Hubungan mereka semata-mata didasarkan pada perhitungan. Tak ada kepercayaan di sana.
Namun tetap saja, fakta bahwa dua kandidat kuat pewaris takhta kini bersatu adalah sebuah kenyataan. Sesuatu yang sebelumnya dianggap mustahil. Mengapa hal itu bisa terjadi?
Karena keseimbangan kekuasaan telah runtuh. Dulu mereka dalam kondisi segitiga yang saling mengimbangi, tapi kini pihak keempat telah muncul dan mengacaukan segalanya, menyebabkan Zandra dan Gordon menerima pukulan telak. Karena itulah keduanya memilih untuk bekerja sama.
“Sampaikan pada Putra Mahkota Kerajaan itu. Jangan sampai gagal.”
“Itu justru seharusnya menjadi ucapanku padamu. Kamu sudah menguasai pasukannya?”

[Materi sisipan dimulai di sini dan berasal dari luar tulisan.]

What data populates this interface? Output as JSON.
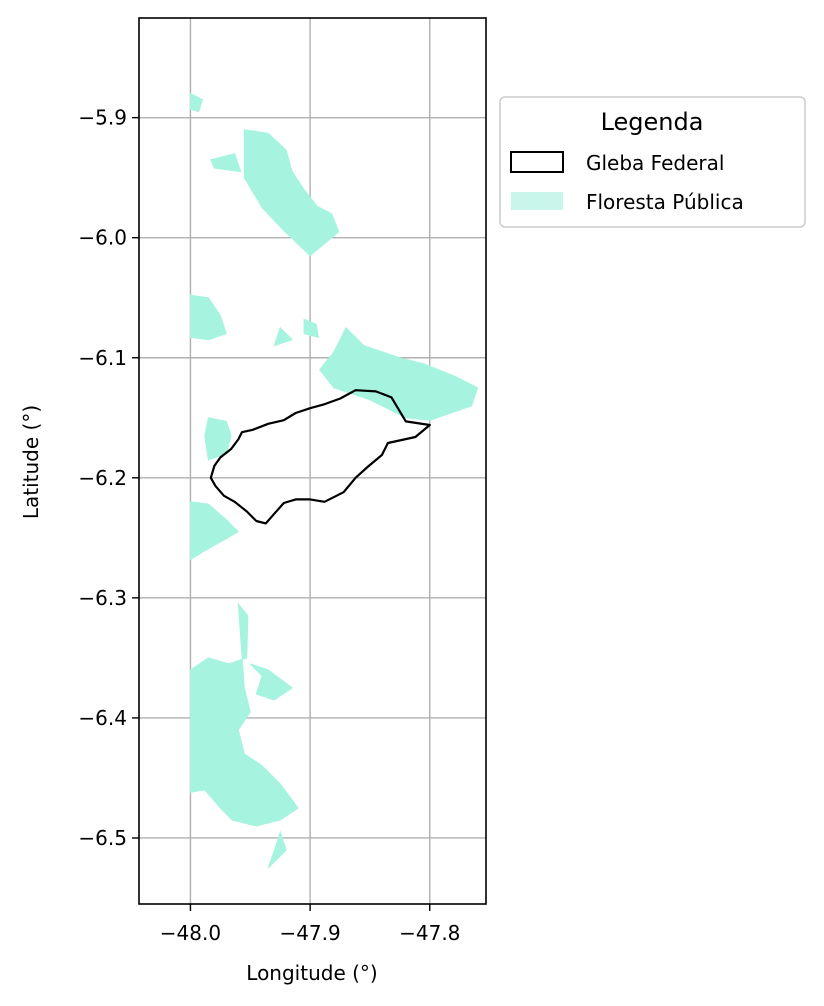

“Tentu saja. Aku tak bersenang-senang di utara tanpa hasil.”
Keduanya tersenyum bersamaan, senyum dingin yang mampu membekukan punggung siapa pun. Dalam senyum itu, tak terlihat lagi bayangan dari dua orang yang dulunya pernah dipuji sebagai sosok yang, di masa berbeda, mungkin sudah menjadi kaisar.